3. Stated manifesting policies are not enforced. Numerous late manifest changes (after the cargo integration review) have been made to both major payloads and minor payloads throughout the Shuttle program.

Late changes to major payloads or program requirements can require extensive resources (money, manpower, facilities) to implement.

If many late changes to “minor” payloads occur, resources are quickly absorbed.

Payload specialists frequently were added to a flight well after announced deadlines.

Late changes to a mission adversely affect the training and development of procedures for subsequent missions.

4. The scheduled flight rate did not accurately reflect the capabilities and resources.

The flight rate was not reduced to accommodate periods of adjustment in the capacity of the work force. There was no margin in the system to accommodate unforeseen hardware problems.

Resources were primarily directed toward supporting the flights and thus not enough were available to improve and expand facilities needed to support a higher flight rate.

5. Training simulators may be the limiting factor on the flight rate: the two current simulators cannot train crews for more than 12–15 flights per year.

6. When flights come in rapid succession, current requirements do not ensure that critical anomalies occurring during one flight are identified and addressed appropriately before the next flight.

 

The Commission noted that engine testing had been reduced:

 

The Space Shuttle Main Engine teams at Marshall and Rocketdyne have developed engines that have achieved their performance goals and have performed extremely well. Nevertheless the main engines continue to be highly complex and critical components of the Shuttle that involve an element of risk principally because important components of the engines degrade more rapidly with flight use than anticipated. Both NASA and Rocketdyne have taken steps to contain that risk. An important aspect of the main engine program has been the extensive “hot fire” ground tests. Unfortunately, the vitality of the test program has been reduced because of budgetary constraints.

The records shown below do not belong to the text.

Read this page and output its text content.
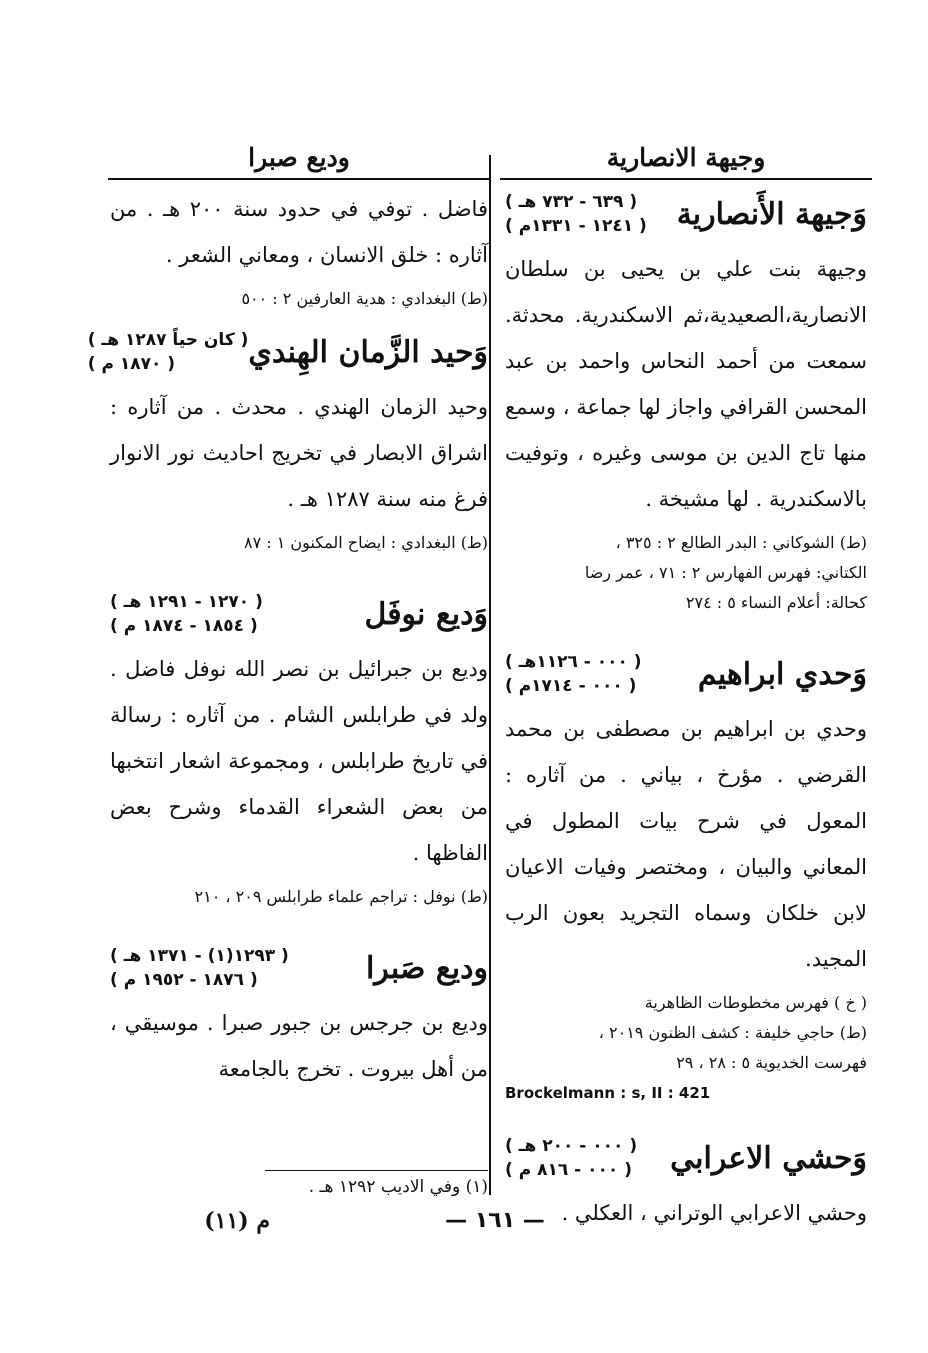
وجيهة الانصارية
وَجيهة الأَنصارية
( ٦٣٩ - ٧٣٢ هـ )
( ١٢٤١ - ١٣٣١م )

وجيهة بنت علي بن يحيى بن سلطان الانصارية،الصعيدية،ثم الاسكندرية. محدثة. سمعت من أحمد النحاس واحمد بن عبد المحسن القرافي واجاز لها جماعة ، وسمع منها تاج الدين بن موسى وغيره ، وتوفيت بالاسكندرية . لها مشيخة .

(ط) الشوكاني : البدر الطالع ٢ : ٣٢٥ ،
الكتاني: فهرس الفهارس ٢ : ٧١ ، عمر رضا
كحالة: أعلام النساء ٥ : ٢٧٤
وَحدي ابراهيم
( ٠٠٠ - ١١٢٦هـ )
( ٠٠٠ - ١٧١٤م )

وحدي بن ابراهيم بن مصطفى بن محمد القرضي . مؤرخ ، بياني . من آثاره : المعول في شرح بيات المطول في المعاني والبيان ، ومختصر وفيات الاعيان لابن خلكان وسماه التجريد بعون الرب المجيد.

( خ ) فهرس مخطوطات الظاهرية
(ط) حاجي خليفة : كشف الظنون ٢٠١٩ ،
فهرست الخديوية ٥ : ٢٨ ، ٢٩
Brockelmann : s, II : 421
وَحشي الاعرابي
( ٠٠٠ - ٢٠٠ هـ )
( ٠٠٠ - ٨١٦ م )

وحشي الاعرابي الوتراني ، العكلي .

وديع صبرا

فاضل . توفي في حدود سنة ٢٠٠ هـ . من آثاره : خلق الانسان ، ومعاني الشعر .

(ط) البغدادي : هدية العارفين ٢ : ٥٠٠
وَحيد الزَّمان الهِندي
( كان حياً ١٢٨٧ هـ )
( ١٨٧٠ م )

وحيد الزمان الهندي . محدث . من آثاره : اشراق الابصار في تخريج احاديث نور الانوار فرغ منه سنة ١٢٨٧ هـ .

(ط) البغدادي : ايضاح المكنون ١ : ٨٧
وَديع نوفَل
( ١٢٧٠ - ١٢٩١ هـ )
( ١٨٥٤ - ١٨٧٤ م )

وديع بن جبرائيل بن نصر الله نوفل فاضل . ولد في طرابلس الشام . من آثاره : رسالة في تاريخ طرابلس ، ومجموعة اشعار انتخبها من بعض الشعراء القدماء وشرح بعض الفاظها .

(ط) نوفل : تراجم علماء طرابلس ٢٠٩ ، ٢١٠
وديع صَبرا
( ١٢٩٣(١) - ١٣٧١ هـ )
( ١٨٧٦ - ١٩٥٢ م )

وديع بن جرجس بن جبور صبرا . موسيقي ، من أهل بيروت . تخرج بالجامعة

(١) وفي الاديب ١٢٩٢ هـ .
— ١٦١ —
م (١١)
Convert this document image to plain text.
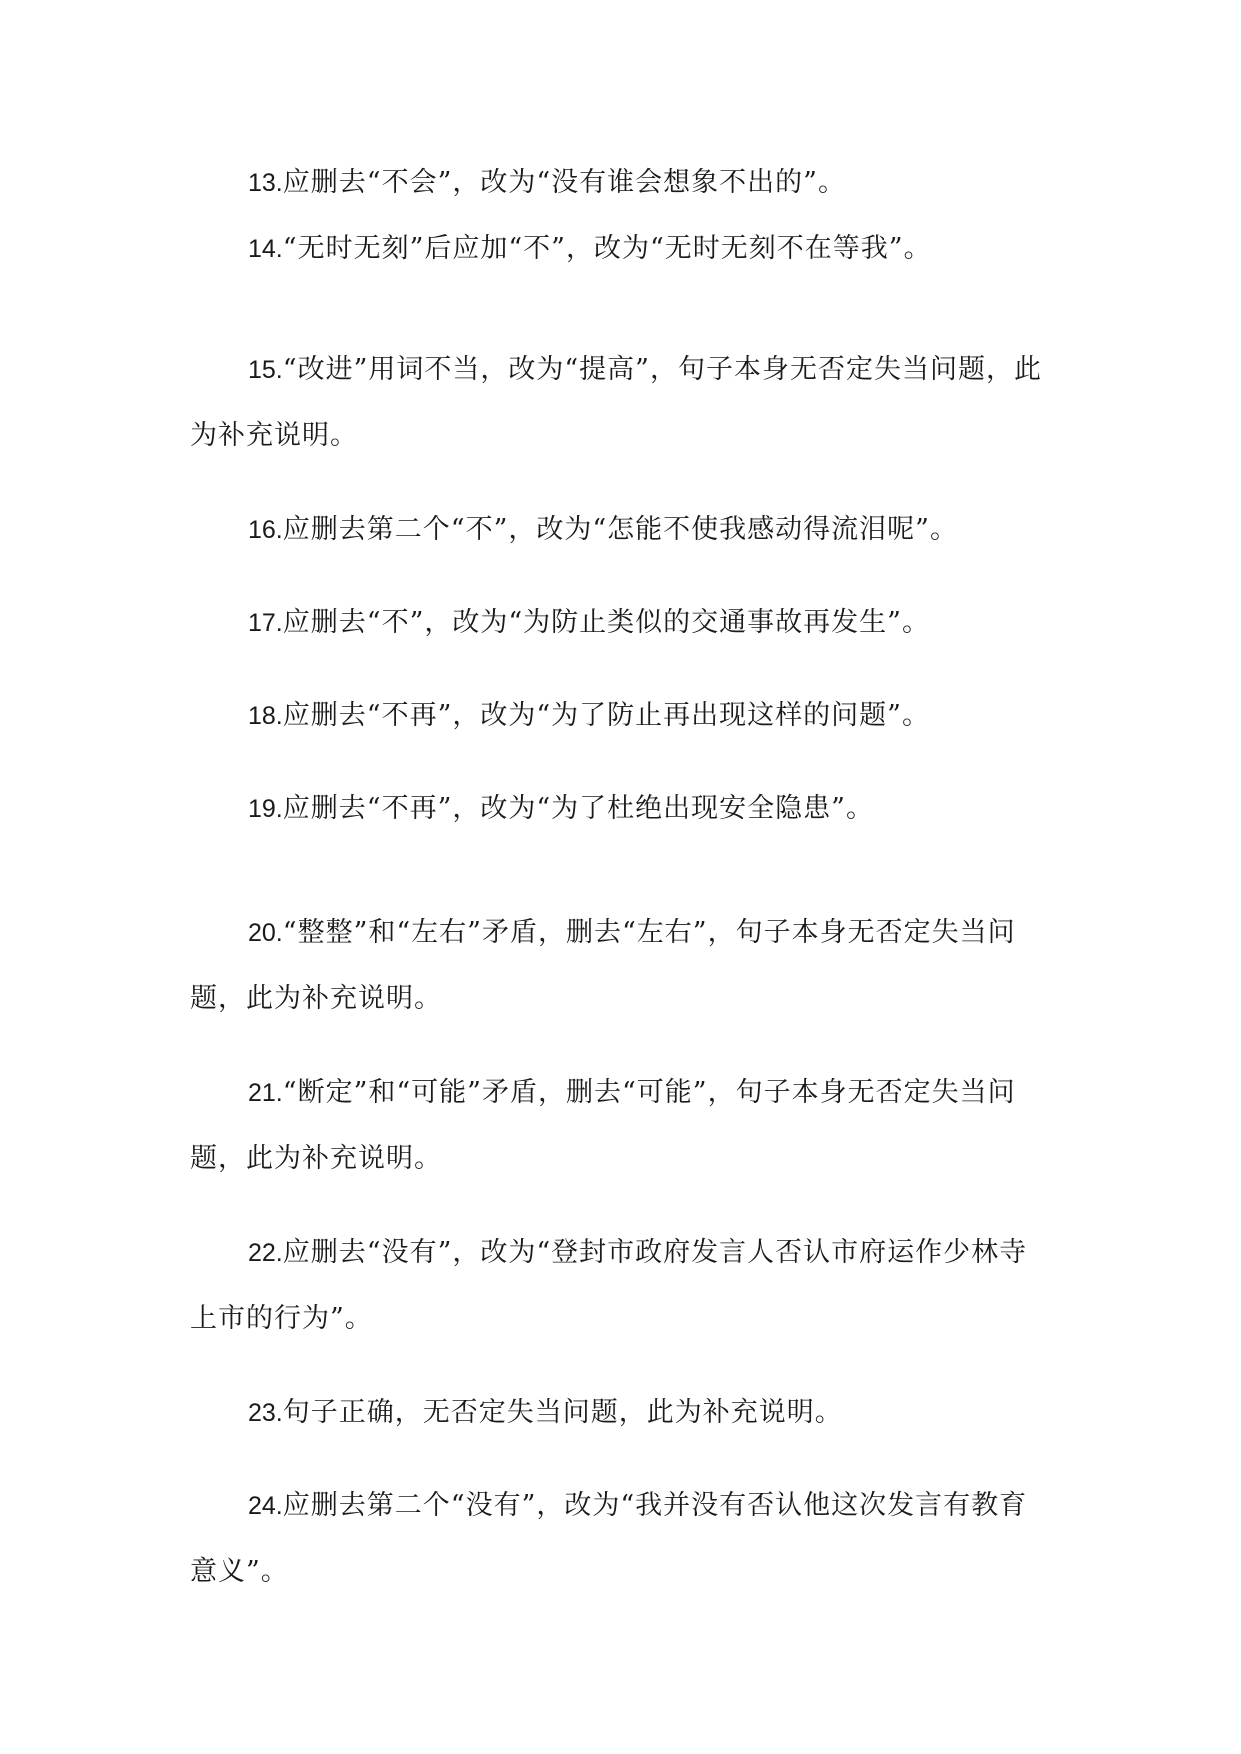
13.应删去“不会”，改为“没有谁会想象不出的”。

14.“无时无刻”后应加“不”，改为“无时无刻不在等我”。

15.“改进”用词不当，改为“提高”，句子本身无否定失当问题，此为补充说明。

16.应删去第二个“不”，改为“怎能不使我感动得流泪呢”。

17.应删去“不”，改为“为防止类似的交通事故再发生”。

18.应删去“不再”，改为“为了防止再出现这样的问题”。

19.应删去“不再”，改为“为了杜绝出现安全隐患”。

20.“整整”和“左右”矛盾，删去“左右”，句子本身无否定失当问题，此为补充说明。

21.“断定”和“可能”矛盾，删去“可能”，句子本身无否定失当问题，此为补充说明。

22.应删去“没有”，改为“登封市政府发言人否认市府运作少林寺上市的行为”。

23.句子正确，无否定失当问题，此为补充说明。

24.应删去第二个“没有”，改为“我并没有否认他这次发言有教育意义”。
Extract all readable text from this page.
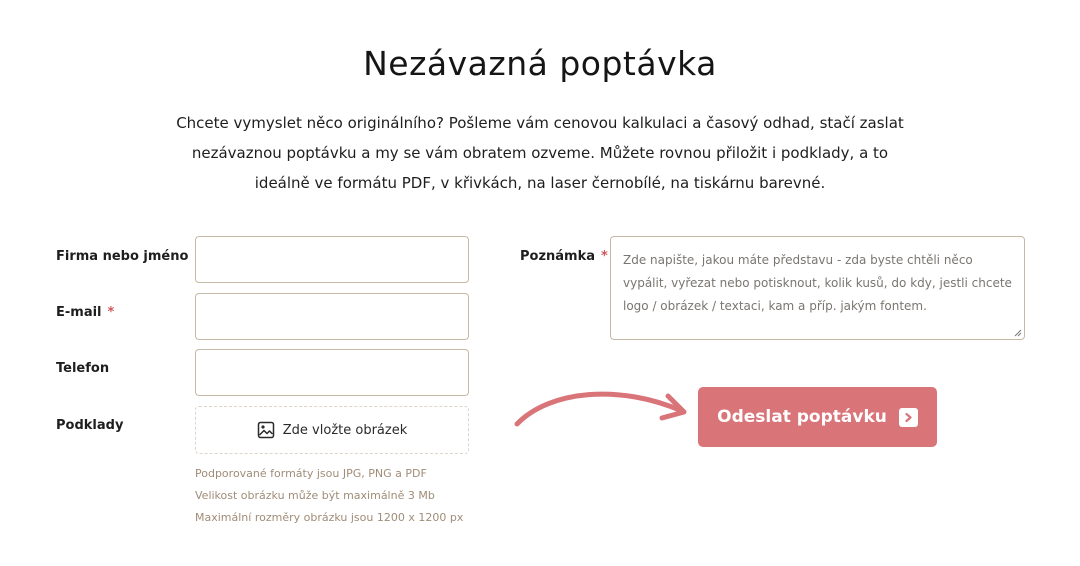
Nezávazná poptávka

Chcete vymyslet něco originálního? Pošleme vám cenovou kalkulaci a časový odhad, stačí zaslat nezávaznou poptávku a my se vám obratem ozveme. Můžete rovnou přiložit i podklady, a to ideálně ve formátu PDF, v křivkách, na laser černobílé, na tiskárnu barevné.

Firma nebo jméno
E-mail *
Telefon
Podklady	Zde vložte obrázek
Podporované formáty jsou JPG, PNG a PDF
Velikost obrázku může být maximálně 3 Mb
Maximální rozměry obrázku jsou 1200 x 1200 px
Poznámka *	Zde napište, jakou máte představu - zda byste chtěli něco vypálit, vyřezat nebo potisknout, kolik kusů, do kdy, jestli chcete logo / obrázek / textaci, kam a příp. jakým fontem.
Odeslat poptávku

The number of engine test firings per month has decreased over the past two years. Yet this test program has not yet demonstrated the limits of engine operation parameters or included tests over the full operating envelope to show full engine capability. In addition, tests have not yet been deliberately conducted to the point of failure to determine actual engine operating margins.

 

The members of the Commission included former astronauts, Neil Armstrong and Sally Ride, and the former test pilot, General Charles Yeager, as well as scientists and lawyers.